Sometimes my subconscious warns me as I’m entering a funk. These warnings usually revolve around my reading, writing, and eating habits. Last October, when I checked out The Weight of Zero by Karen Fortunati, I was on the verge of a funk. A bad funk. I didn’t start reading the book until the last week of December, and I’m glad about that. Reading The Weight of Zero would’ve more than likely effected me in a similar way The Perks of Being a Wallflower had effected the lead character at the beginning of this book. But enough of my ramblings. Onward!

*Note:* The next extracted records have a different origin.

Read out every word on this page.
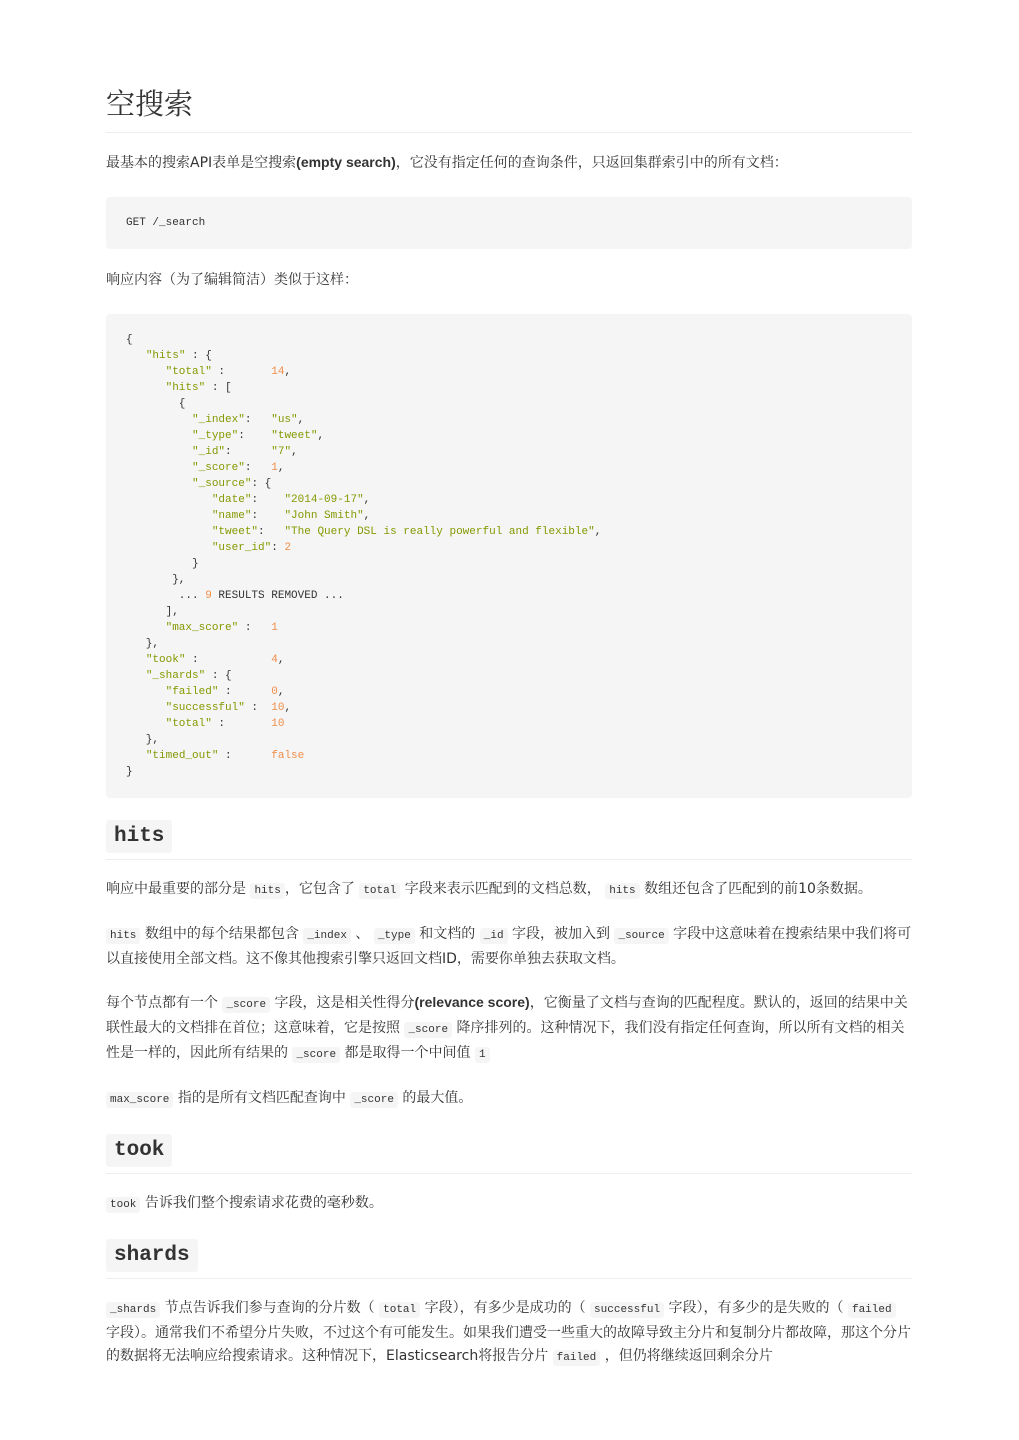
空搜索

最基本的搜索API表单是空搜索(empty search)，它没有指定任何的查询条件，只返回集群索引中的所有文档：

GET /_search

响应内容（为了编辑简洁）类似于这样：

{
"hits" : {
"total" :       14,
"hits" : [
{
"_index":   "us",
"_type":    "tweet",
"_id":      "7",
"_score":   1,
"_source": {
"date":    "2014-09-17",
"name":    "John Smith",
"tweet":   "The Query DSL is really powerful and flexible",
"user_id": 2
}
},
... 9 RESULTS REMOVED ...
],
"max_score" :   1
},
"took" :           4,
"_shards" : {
"failed" :      0,
"successful" :  10,
"total" :       10
},
"timed_out" :      false
}
hits

响应中最重要的部分是 hits ，它包含了 total 字段来表示匹配到的文档总数， hits 数组还包含了匹配到的前10条数据。

hits 数组中的每个结果都包含 _index 、 _type 和文档的 _id 字段，被加入到 _source 字段中这意味着在搜索结果中我们将可以直接使用全部文档。这不像其他搜索引擎只返回文档ID，需要你单独去获取文档。

每个节点都有一个 _score 字段，这是相关性得分(relevance score)，它衡量了文档与查询的匹配程度。默认的，返回的结果中关联性最大的文档排在首位；这意味着，它是按照 _score 降序排列的。这种情况下，我们没有指定任何查询，所以所有文档的相关性是一样的，因此所有结果的 _score 都是取得一个中间值 1

max_score 指的是所有文档匹配查询中 _score 的最大值。

took

took 告诉我们整个搜索请求花费的毫秒数。

shards

_shards 节点告诉我们参与查询的分片数（ total 字段），有多少是成功的（ successful 字段），有多少的是失败的（ failed 字段）。通常我们不希望分片失败，不过这个有可能发生。如果我们遭受一些重大的故障导致主分片和复制分片都故障，那这个分片的数据将无法响应给搜索请求。这种情况下，Elasticsearch将报告分片 failed ，但仍将继续返回剩余分片
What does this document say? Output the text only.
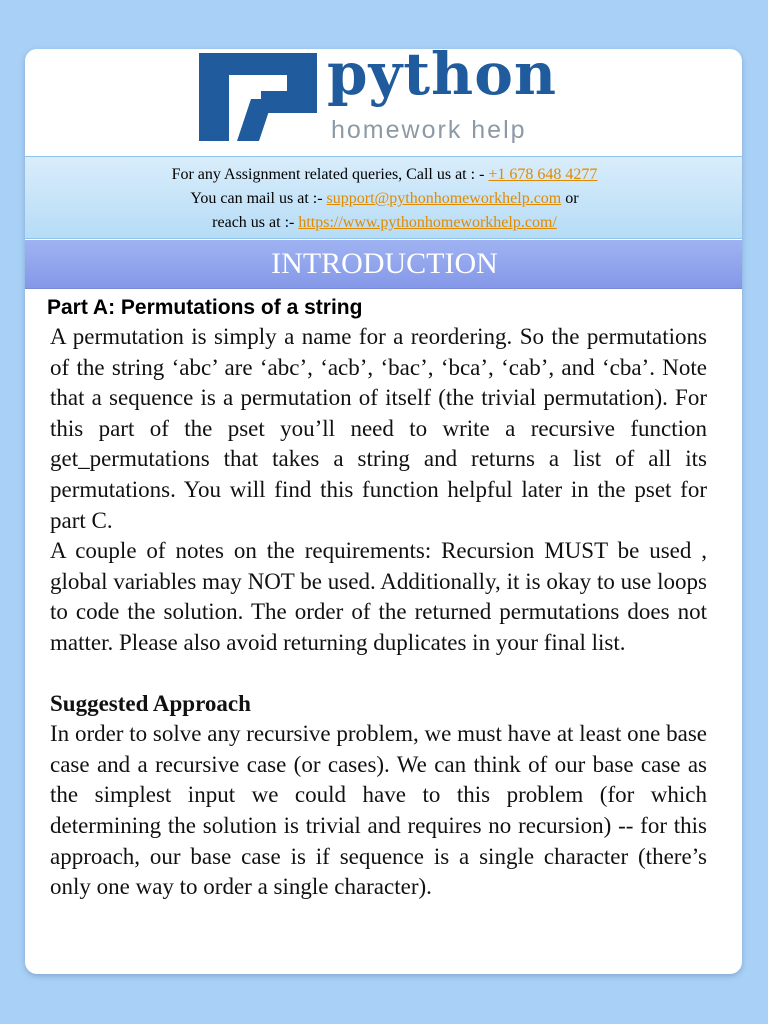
python
homework help
For any Assignment related queries, Call us at : - +1 678 648 4277
You can mail us at :- support@pythonhomeworkhelp.com or
reach us at :- https://www.pythonhomeworkhelp.com/
INTRODUCTION

Part A: Permutations of a string

A permutation is simply a name for a reordering. So the permutations of the string ‘abc’ are ‘abc’, ‘acb’, ‘bac’, ‘bca’, ‘cab’, and ‘cba’. Note that a sequence is a permutation of itself (the trivial permutation). For this part of the pset you’ll need to write a recursive function get_permutations that takes a string and returns a list of all its permutations. You will find this function helpful later in the pset for part C.

A couple of notes on the requirements: Recursion MUST be used , global variables may NOT be used. Additionally, it is okay to use loops to code the solution. The order of the returned permutations does not matter. Please also avoid returning duplicates in your final list.

Suggested Approach

In order to solve any recursive problem, we must have at least one base case and a recursive case (or cases). We can think of our base case as the simplest input we could have to this problem (for which determining the solution is trivial and requires no recursion) -- for this approach, our base case is if sequence is a single character (there’s only one way to order a single character).
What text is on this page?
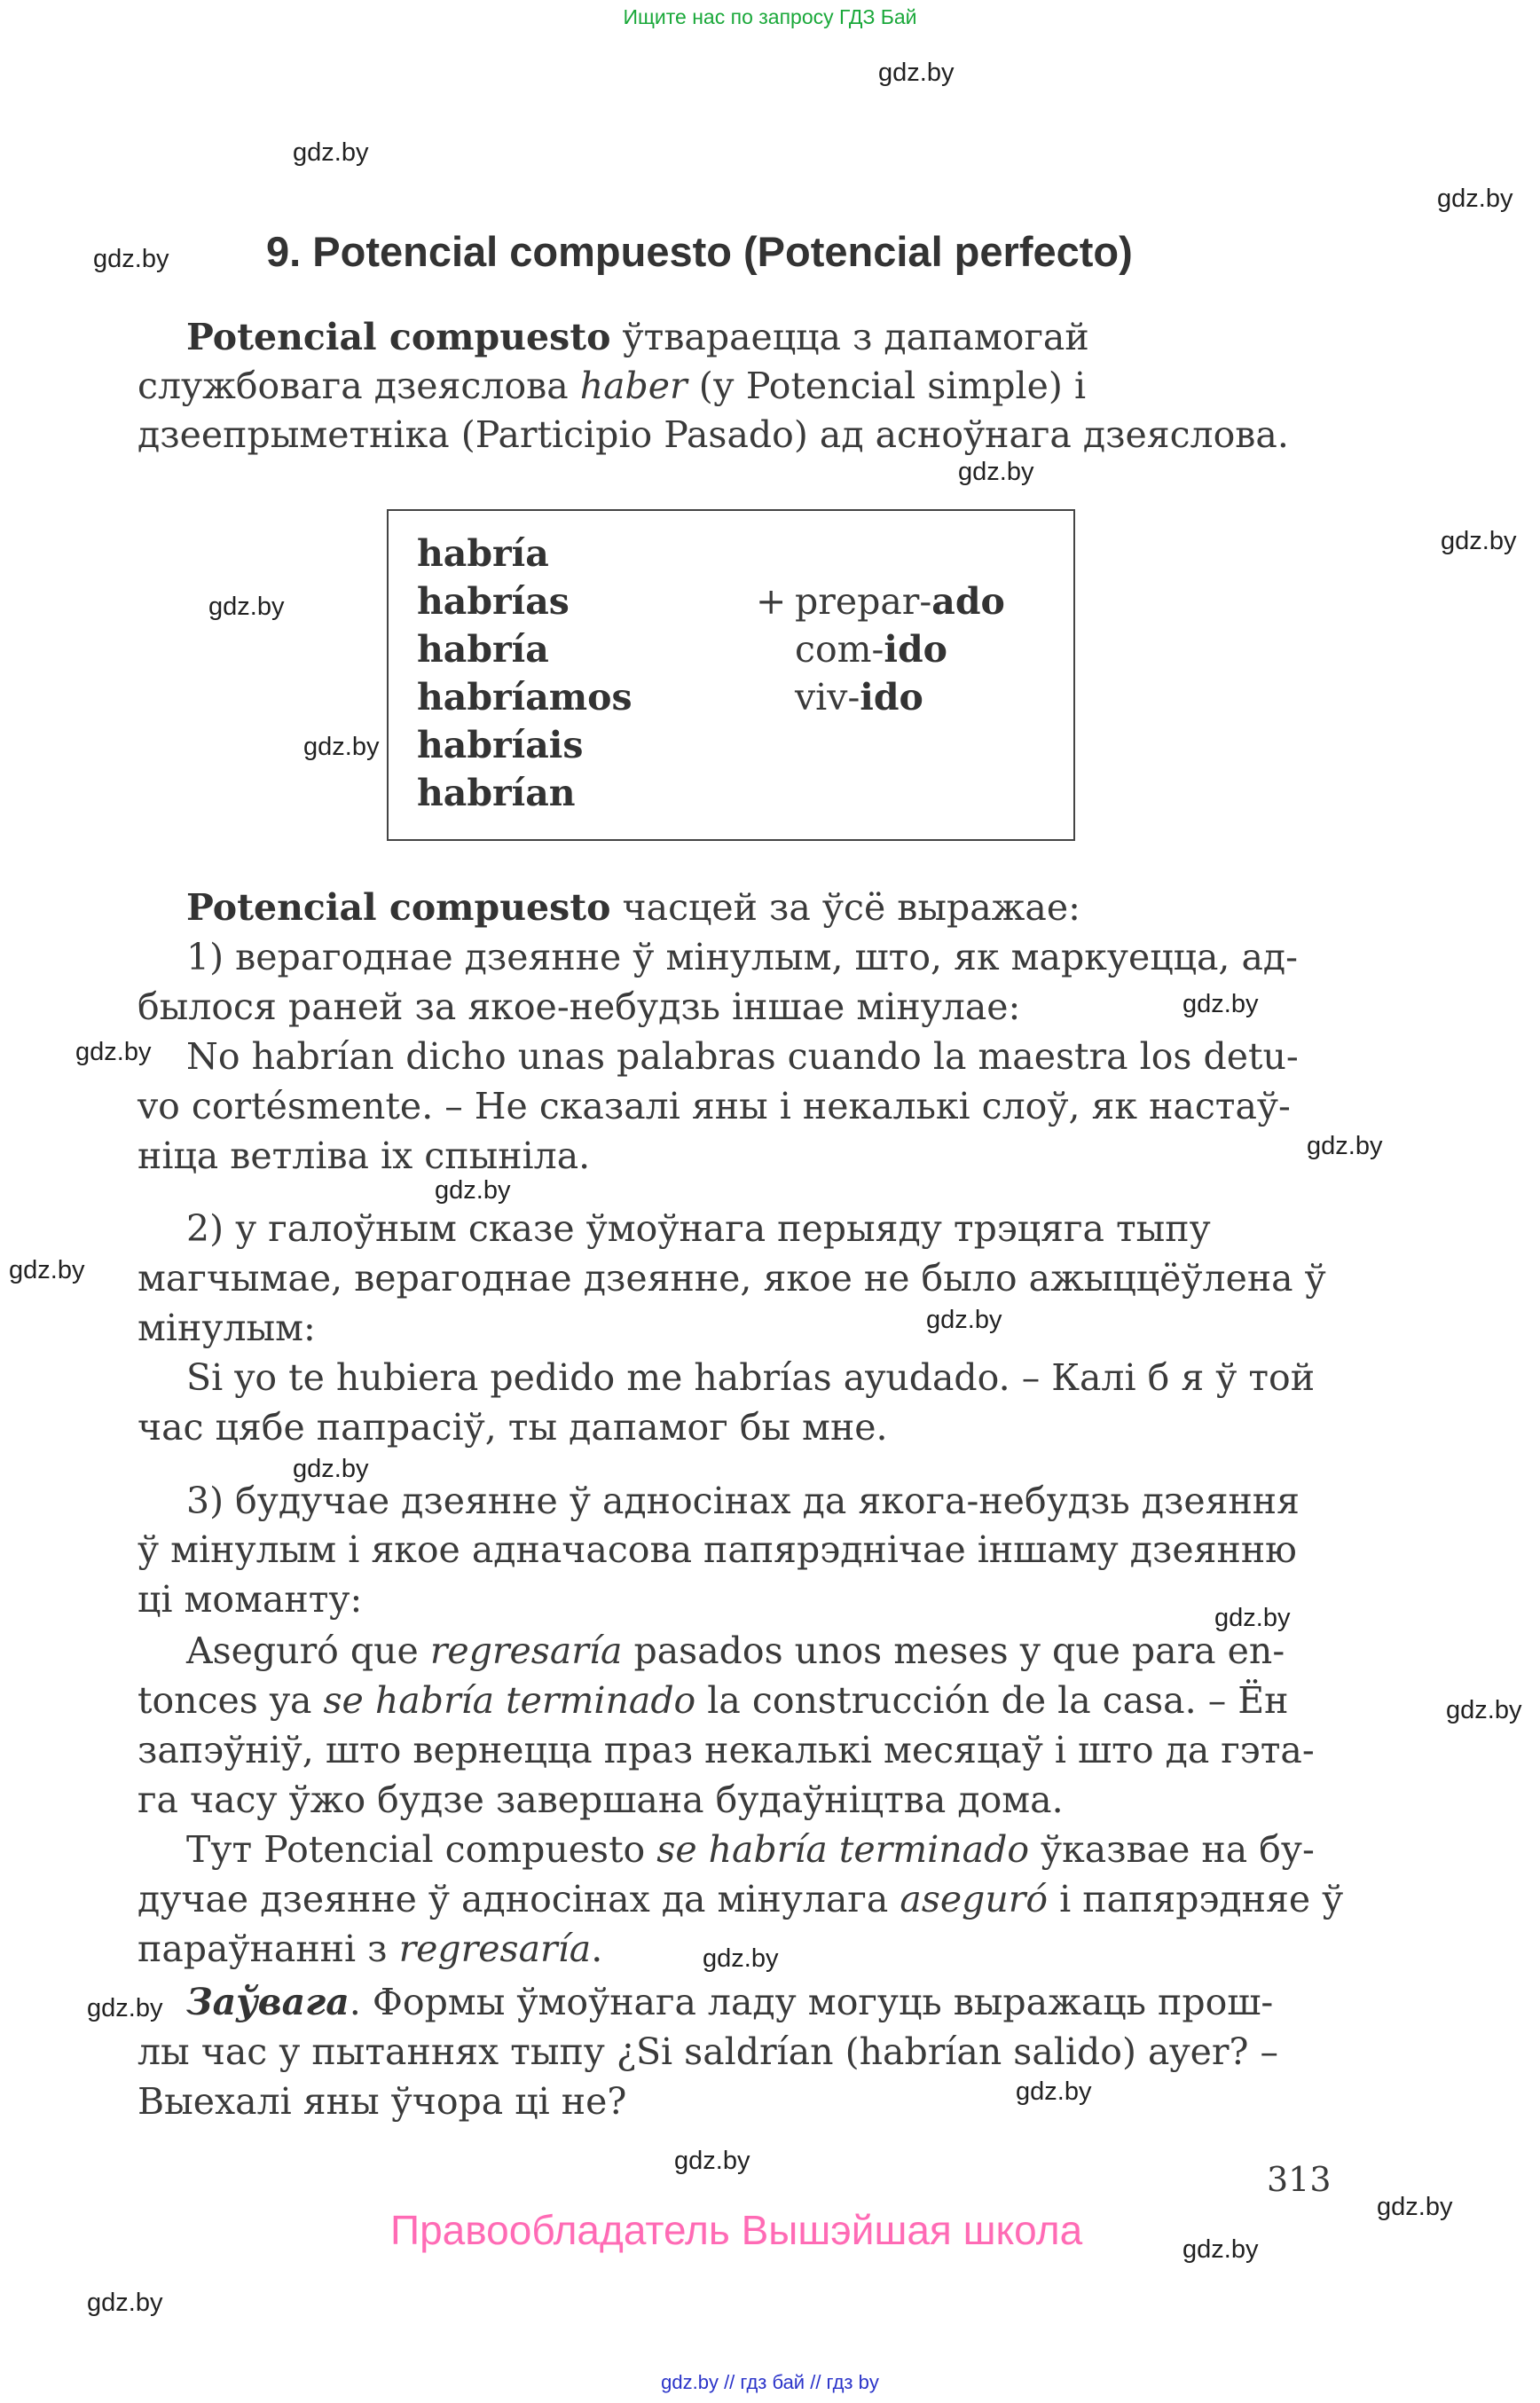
Ищите нас по запросу ГДЗ Бай
gdz.by
gdz.by
gdz.by
gdz.by
gdz.by
gdz.by
gdz.by
gdz.by
gdz.by
gdz.by
gdz.by
gdz.by
gdz.by
gdz.by
gdz.by
gdz.by
gdz.by
gdz.by
gdz.by
gdz.by
gdz.by
gdz.by
gdz.by
gdz.by
9. Potencial compuesto (Potencial perfecto)
Potencial compuesto ўтвараецца з дапамогай службовага дзеяслова haber (у Potencial simple) і дзеепрыметніка (Participio Pasado) ад асноўнага дзеяслова.
habría
habrías
habría
habríamos
habríais
habrían
+ prepar-ado
com-ido
viv-ido
Potencial compuesto часцей за ўсё выражае:
1) верагоднае дзеянне ў мінулым, што, як маркуецца, ад-
былося раней за якое-небудзь іншае мінулае:
No habrían dicho unas palabras cuando la maestra los detu-
vo cortésmente. – Не сказалі яны і некалькі слоў, як настаў-
ніца ветліва іх спыніла.
2) у галоўным сказе ўмоўнага перыяду трэцяга тыпу
магчымае, верагоднае дзеянне, якое не было ажыццёўлена ў
мінулым:
Si yo te hubiera pedido me habrías ayudado. – Калі б я ў той
час цябе папрасіў, ты дапамог бы мне.
3) будучае дзеянне ў адносінах да якога-небудзь дзеяння
ў мінулым і якое адначасова папярэднічае іншаму дзеянню
ці моманту:
Aseguró que regresaría pasados unos meses y que para en-
tonces ya se habría terminado la construcción de la casa. – Ён
запэўніў, што вернецца праз некалькі месяцаў і што да гэта-
га часу ўжо будзе завершана будаўніцтва дома.
Тут Potencial compuesto se habría terminado ўказвае на бу-
дучае дзеянне ў адносінах да мінулага aseguró і папярэдняе ў
параўнанні з regresaría.
Заўвага. Формы ўмоўнага ладу могуць выражаць прош-
лы час у пытаннях тыпу ¿Si saldrían (habrían salido) ayer? –
Выехалі яны ўчора ці не?
313
Правообладатель Вышэйшая школа
gdz.by // гдз бай // гдз by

Catherine Puaski was diagnosed with bipolar disorder after her first suicide attempt two years previous. Determined not to become a victim of the devastating depression, ‘Zero,’ or to drag her family down even further, Catherine stockpiles medications. She plans to take her life the next time Zero strikes, but, as she forms new friendships and does a new course of treatment, pushing her out of her isolation, she begins to see a glimpse of hope. The problem is that she’s been planning to kill herself for so long that she struggles to see a future beyond it.
Full of loss, hope, and grief, Karen Fortunati weaves a story of a young woman living with mental illness, bullying, and how love of all sorts affects her.
I fell in love with Catherine and her companions from the moment I read about them. If I had to describe The Weight of Zero in three words, they’d be raw, relatable, realistic. I would recommend this to anyone and everyone, and I rate it a glittering five out of five stars.